The first school in Bon Secour was a private school in the home of John Cook about 1840. A governess was hired to live in the home and teach the Cook children and anyone else who wished to attend. People lived so far apart with no way of traveling except by boat, horseback, horse and buggy or walking that only very few children were able to come. One pupil would row a boat from Oyster Bay and then walk to the school. He was able to attend school only one or two months in the year and did not go beyond the second grade.
As the years passed, several more private schools were started in other parts of Bon Secour. There was the Plash School in Oyster Bay, the Wenzel School, the Coburn School, the Creole School, the Swift Mill School and the Witt School. The teachers earned about $11.00 a month for three months each year.
The Witt School was the first public school in Bon Secour, although, originally, it was a private school. It began about 1887 by the people of St. Peter's Episcopal Church. The school most likely was the result of the efforts of two devout Lutheran ladies, Mrs. Theresa Margaret Keller Miller and her sister Mrs. Anna Krudop, who asked that a minister be sent to the community once each year to baptize the children. To meet this request, Bishop Richard H. Wilmer sent Reverend Asa J. Roberts for this task. Reverend Roberts immediately saw the need for a school in the community and sent his daughter, Miss Sally Roberts, to be the first teacher. Miss Roberts lived with Mrs. Miller and taught in a nearby vacant house for the sum of eight dollars per month. Things were difficult for the new teacher partly because of the form and ceremony of the Episcopal Church, which she represented. Once she came home in tears saying that a dead hog had been placed on the school steps with a label: "For the teacher's lunch." This insult almost made her quit teaching in the school.
Located on the banks of the river, the Witt School was somewhat inaccessible at times. A strong southwest wind brought the tide up into the school house and the parents rescued the children with boats. Maintained for thirty-three years under nineteen different teachers, the July storm of 1916 damaged the school building so badly it was decided not to make repairs and thus the Witt School was discontinued.
The Swift Mill School was placed halfway between the Witt School and the Wenzel School. It was built across the road from the present site of Swift Consolidated School. In the beginning, the school was private, being supported by the school patrons. Later it became a public school and was attended by both white and Creole children. After a short time, the Creole children were provided a separate school.
In 1917, the patrons of Swift Mill and Witt schools pooled their efforts and materials and enlarged the school building, thus starting the consolidated school. At a later date, the Plash School at Oyster Bay became a part of Swift Consolidated School. During the last years of Mr. Tharp's term as superintendent, a modern auditorium and gymnasium were built on the campus.

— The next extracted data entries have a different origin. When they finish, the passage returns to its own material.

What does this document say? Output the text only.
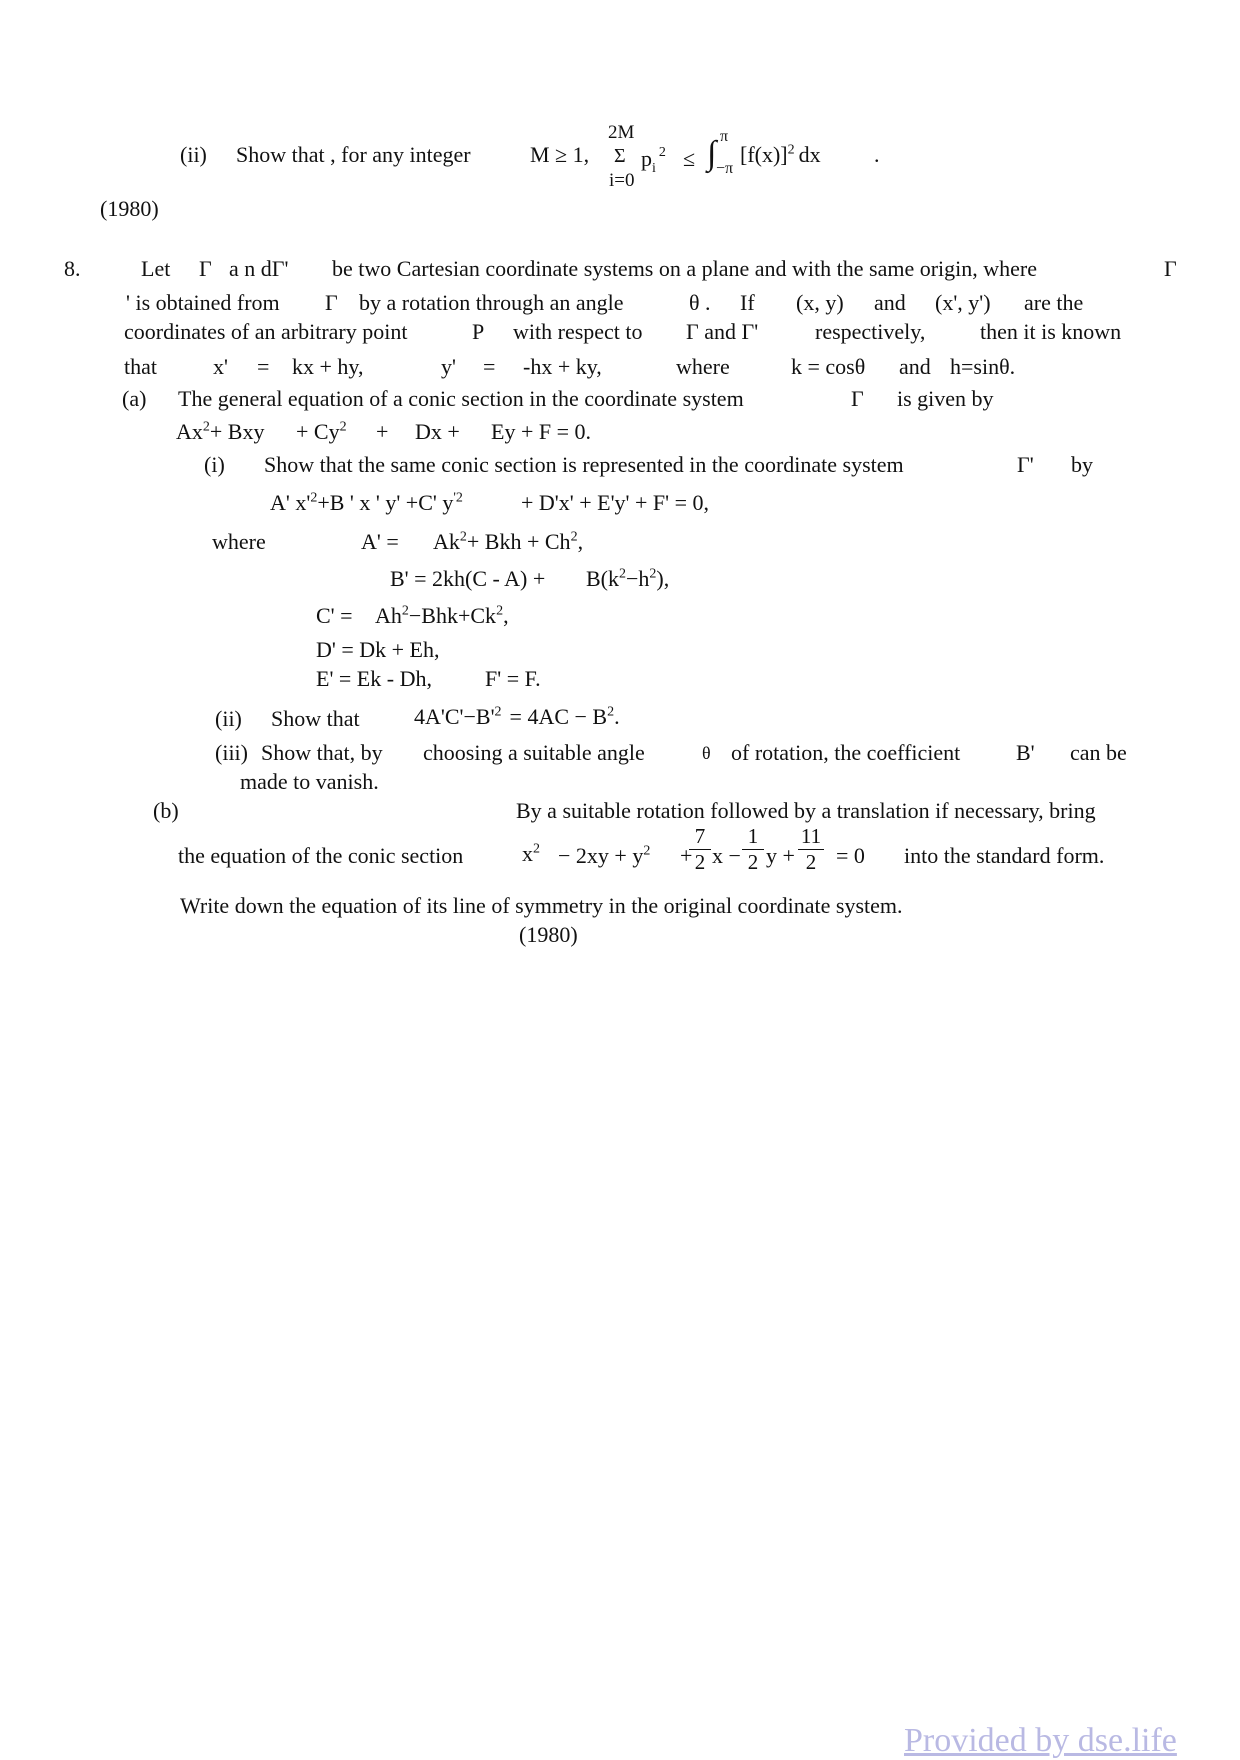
(ii) Show that , for any integer	M ≥ 1,
2M
Σ
i=0
$p_i^2$ ≤ ∫ π
−π
$[f(x)]^2$ dx .
(1980)
8.	Let Γ a n dΓ' be two Cartesian coordinate systems on a plane and with the same origin, where	Γ
' is obtained from Γ by a rotation through an angle	θ . If (x, y) and (x', y') are the
coordinates of an arbitrary point	P with respect to Γ and Γ'	respectively, then it is known
that	x' = kx + hy,	y' = -hx + ky,	where	k = cosθ and h=sinθ.
(a) The general equation of a conic section in the coordinate system	Γ is given by
$Ax^2+$ Bxy + $Cy^2 + Dx + Ey + F = 0$.
(i) Show that the same conic section is represented in the coordinate system	Γ' by
A' $x'^2+B$ ' x ' y' +C' $y^{'2}$	+ D'x' + E'y' + F' = 0,
where	$A' = Ak^2+$ Bkh + $Ch^2$,
$B' = 2kh(C - A) + B(k^2-h^2)$,
$C' = Ah^2-Bhk+Ck^2$,
D' = Dk + Eh,
E' = Ek - Dh, F' = F.
(ii) Show that $4A'C'-B'^2 = 4AC - B^2$.
(iii) Show that, by choosing a suitable angle	θ of rotation, the coefficient	B' can be
made to vanish.
(b)	By a suitable rotation followed by a translation if necessary, bring
the equation of the conic section	$x^2 - 2xy + y^2$ +
$\frac{7}{2}$ $x - \frac{1}{2}$ $y + \frac{11}{2} = 0$ into the standard form.
Write down the equation of its line of symmetry in the original coordinate system.
(1980)
Provided by dse.life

Baldwin County Board Members, Administrators, Teachers, Retired Teachers, Staff, Parents and other members of the Bon Secour Community came together to celebrate the construction of Swift School's new cafeteria in 2006.
Today, the Swift Consolidated School continues the tradition of providing an education for children in Kindergarten through Fifth Grade in the county's oldest public school building that has been in use since 1916. Community support of this school resulted in the building of a library in 1996 that sits in the school yard as a reminder of the importance of education to future leaders of Baldwin County.
Written 2001 for The Baldwin County Heritage Book by Dolores J. Cooper.